My enjoyment was further enhanced by the fact that the film’s in-flight presentation had been “edited for content” in the most hilarious fashion, leading to dramatic exclamations of “FUDGE!”, confusing references to a female character’s “pudding” and macho soldier guys who tell each other to “shut the heck up”. (I’d assumed that this kind of melon-farming TV redubbing was now a thing of the past, so I’m delighted to see it making a comeback.)

It’s a shame then that the film’s final act more or less squanders this good feeling and proceeds to become extremely boring and charmless – an interminable, knocked-up-inside-a-PC, sound & fury styled action finale in which the sight of characters the film has tried its best to make us care about getting violently killed off inspires little more than a passing shrug as we wait in vain for the damned thing to be over.

Unfortunately, this finale also serves highlight my least favourite aspect of the film – namely, the generic “bombastic action movie music” that seems to have been plastered wall-to-wall across the entire picture without even the slightest attempt to match it to the on-screen action. It’s like some kind of hellish anti-muzak, designed to keep you aggravated and on edge, and it gets pretty tiresome after a while. Perhaps this is just normal now though, I don’t know?

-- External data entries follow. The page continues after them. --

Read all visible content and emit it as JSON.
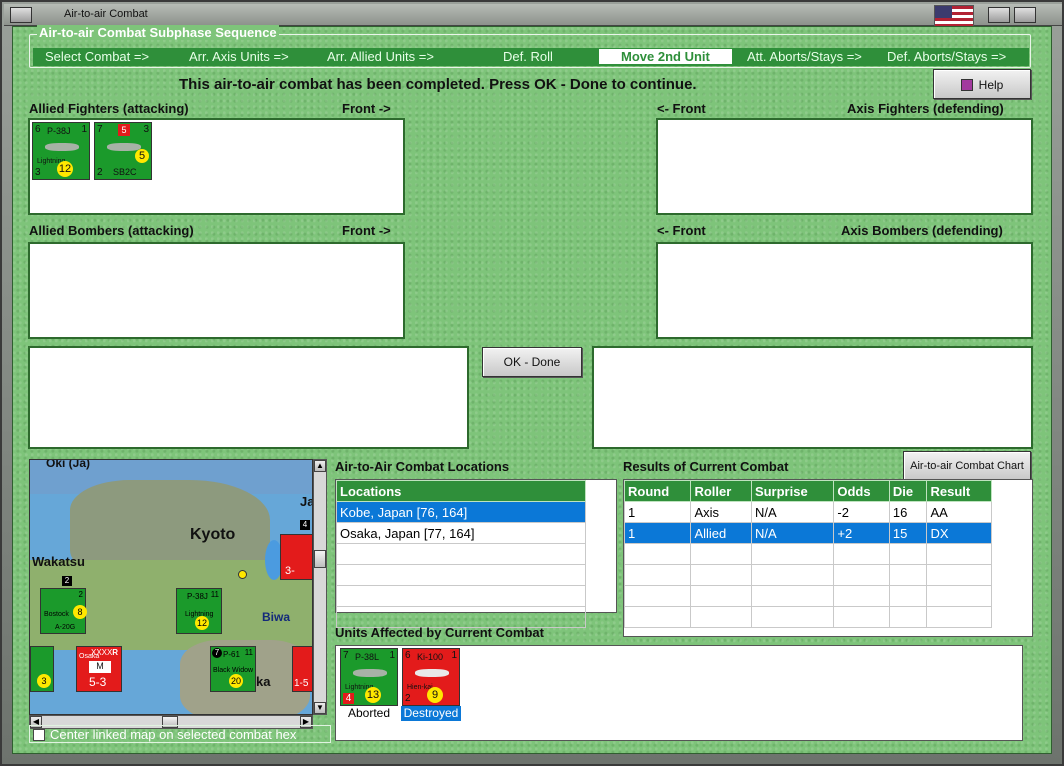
{
  "window": {
    "title": "Air-to-air Combat"
  },
  "sequence": {
    "title": "Air-to-air Combat Subphase Sequence",
    "steps": [
      "Select Combat =>",
      "Arr. Axis Units =>",
      "Arr. Allied Units =>",
      "Def. Roll",
      "Move 2nd Unit",
      "Att. Aborts/Stays =>",
      "Def. Aborts/Stays =>"
    ],
    "active_index": 4
  },
  "status_message": "This air-to-air combat has been completed.  Press OK - Done to continue.",
  "help_label": "Help",
  "panels": {
    "allied_fighters": "Allied Fighters (attacking)",
    "axis_fighters": "Axis Fighters (defending)",
    "allied_bombers": "Allied Bombers (attacking)",
    "axis_bombers": "Axis Bombers (defending)",
    "front_right": "Front ->",
    "front_left": "<- Front"
  },
  "allied_fighter_counters": [
    {
      "tl": "6",
      "name": "P-38J",
      "tr": "1",
      "bl": "3",
      "sub": "Lightning",
      "dot": "12",
      "color": "green"
    },
    {
      "tl": "7",
      "flag": "5",
      "tr": "3",
      "bl": "2",
      "sub": "SB2C",
      "dot": "5",
      "color": "green"
    }
  ],
  "ok_done_label": "OK - Done",
  "locations": {
    "title": "Air-to-Air Combat Locations",
    "header": "Locations",
    "rows": [
      "Kobe, Japan [76, 164]",
      "Osaka, Japan [77, 164]",
      "",
      "",
      "",
      ""
    ],
    "selected_index": 0
  },
  "results": {
    "title": "Results of Current Combat",
    "chart_button": "Air-to-air Combat Chart",
    "columns": [
      "Round",
      "Roller",
      "Surprise",
      "Odds",
      "Die",
      "Result"
    ],
    "rows": [
      [
        "1",
        "Axis",
        "N/A",
        "-2",
        "16",
        "AA"
      ],
      [
        "1",
        "Allied",
        "N/A",
        "+2",
        "15",
        "DX"
      ],
      [
        "",
        "",
        "",
        "",
        "",
        ""
      ],
      [
        "",
        "",
        "",
        "",
        "",
        ""
      ],
      [
        "",
        "",
        "",
        "",
        "",
        ""
      ],
      [
        "",
        "",
        "",
        "",
        "",
        ""
      ]
    ],
    "selected_index": 1
  },
  "affected": {
    "title": "Units Affected by Current Combat",
    "units": [
      {
        "tl": "7",
        "name": "P-38L",
        "tr": "1",
        "bl": "4",
        "sub": "Lightning",
        "dot": "13",
        "color": "green",
        "status": "Aborted"
      },
      {
        "tl": "6",
        "name": "Ki-100",
        "tr": "1",
        "bl": "2",
        "sub": "Hien-kai",
        "dot": "9",
        "color": "red",
        "status": "Destroyed"
      }
    ]
  },
  "map": {
    "labels": [
      "Oki (Ja)",
      "Kyoto",
      "Wakatsu",
      "Biwa",
      "Ja",
      "ka"
    ],
    "counters": [
      {
        "top": "2",
        "name": "Bostock",
        "sub": "A-20G",
        "dot": "8"
      },
      {
        "top": "11",
        "name": "P-38J",
        "sub": "Lightning",
        "dot": "12"
      },
      {
        "top": "11",
        "name": "P-61",
        "sub": "Black Widow",
        "dot": "20"
      }
    ],
    "red_counter": {
      "name": "Osaka",
      "letter": "M",
      "value": "5-3",
      "tag": "R",
      "top": "XXXX"
    },
    "edge_values": [
      "3-",
      "1-5",
      "3",
      "2",
      "4",
      "7"
    ]
  },
  "center_checkbox_label": "Center linked map on selected combat hex"
}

In fact, there are a lot of things I don’t know. Like the reason why Fred Dekker hasn’t been allowed to write or direct a film in over 25 years, despite his brief run in the late ‘80s suggesting he might be quite good at it, for instance. Eat my pudding, Hollywood!

1 comment:

Elliot James said...

I shut off Predator 2 and haven't seen any of the spin-offs and sequels since then. The same for The Terminator series. Shake an empty bag of flour over and over again and some flour will come out but of little value.